Once you know your top line, you then need to figure out what it’s going to cost to bring you that revenue stream. In other words, what are the hard costs (construction costs), the soft costs (consultant fees and other non-construction costs), the return my investors are going to demand, the money I need to keep the lights on in my business, and so on.
Hopefully, once you’ve calculated all of these numbers, you’ll have some money left over from that original top line number. That residual money is what you can reasonably afford to pay for the land, which is why it’s often referred to as the residual claimant. But even though it comes last in this example, it comes first in development. If you overpay at the onset, it’ll be an uphill battle the rest of the way.
You often don’t know what you can build
But here’s the rub: You often don’t know exactly what you can build. When developers buy land they often consider what they can build “as-of-right” and what they think they can build as a result of variances, rezoning and other discretionary actions.
As-of-right basically refers to what the current zoning permits. It’s what you could go out tomorrow and build (after you get the requisite permits of course). Unfortunately though, as-of-right uses and densities are not often inline with what’s actually happening in a neighborhood. So you need to go into the city for things like a zoning by-law amendment.

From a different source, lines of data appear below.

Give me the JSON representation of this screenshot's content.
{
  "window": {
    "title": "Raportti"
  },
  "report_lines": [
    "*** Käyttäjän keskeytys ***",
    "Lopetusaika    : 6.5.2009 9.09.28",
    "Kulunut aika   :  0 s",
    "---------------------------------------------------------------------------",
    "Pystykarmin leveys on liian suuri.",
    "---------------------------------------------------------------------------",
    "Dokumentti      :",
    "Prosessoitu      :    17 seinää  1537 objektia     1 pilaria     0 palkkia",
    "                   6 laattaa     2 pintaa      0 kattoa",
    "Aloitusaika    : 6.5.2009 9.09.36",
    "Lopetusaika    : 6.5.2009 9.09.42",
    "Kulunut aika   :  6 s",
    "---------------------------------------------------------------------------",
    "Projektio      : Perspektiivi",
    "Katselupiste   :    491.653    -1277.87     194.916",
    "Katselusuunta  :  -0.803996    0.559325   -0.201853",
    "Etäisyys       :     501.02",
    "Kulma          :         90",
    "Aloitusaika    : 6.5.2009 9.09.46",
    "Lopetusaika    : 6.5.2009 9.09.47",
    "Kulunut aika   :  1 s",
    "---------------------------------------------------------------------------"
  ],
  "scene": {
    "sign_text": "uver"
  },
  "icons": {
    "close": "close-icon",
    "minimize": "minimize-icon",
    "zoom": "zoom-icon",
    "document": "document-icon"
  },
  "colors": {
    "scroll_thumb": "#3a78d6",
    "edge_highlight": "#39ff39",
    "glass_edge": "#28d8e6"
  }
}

Similarly, vendors want the most for their land and so they’re going to be aggressive on this front. As a developer, this is the point where you surround yourself with a team of smart people who can help you figure out what’s reasonably attainable for the site in question. And sometimes you have to worry about the politics as much as the planning.
Approvals are uncertain
During the due diligence phase, the goal is obviously to mitigate as much of your risk as possible. Nobody wants to get stuck with a piece of land that they overpaid for that they now can’t (profitably) develop. But sometimes shit happens.
It may seem like a no brainer. You could have a site that’s surrounded by transit with lots of great precedences (this matters) for the height and density that you’re hoping to obtain and that you feel will be appropriate for the neighborhood. But sometimes the stars don’t align.
And that’s why development is a risky game.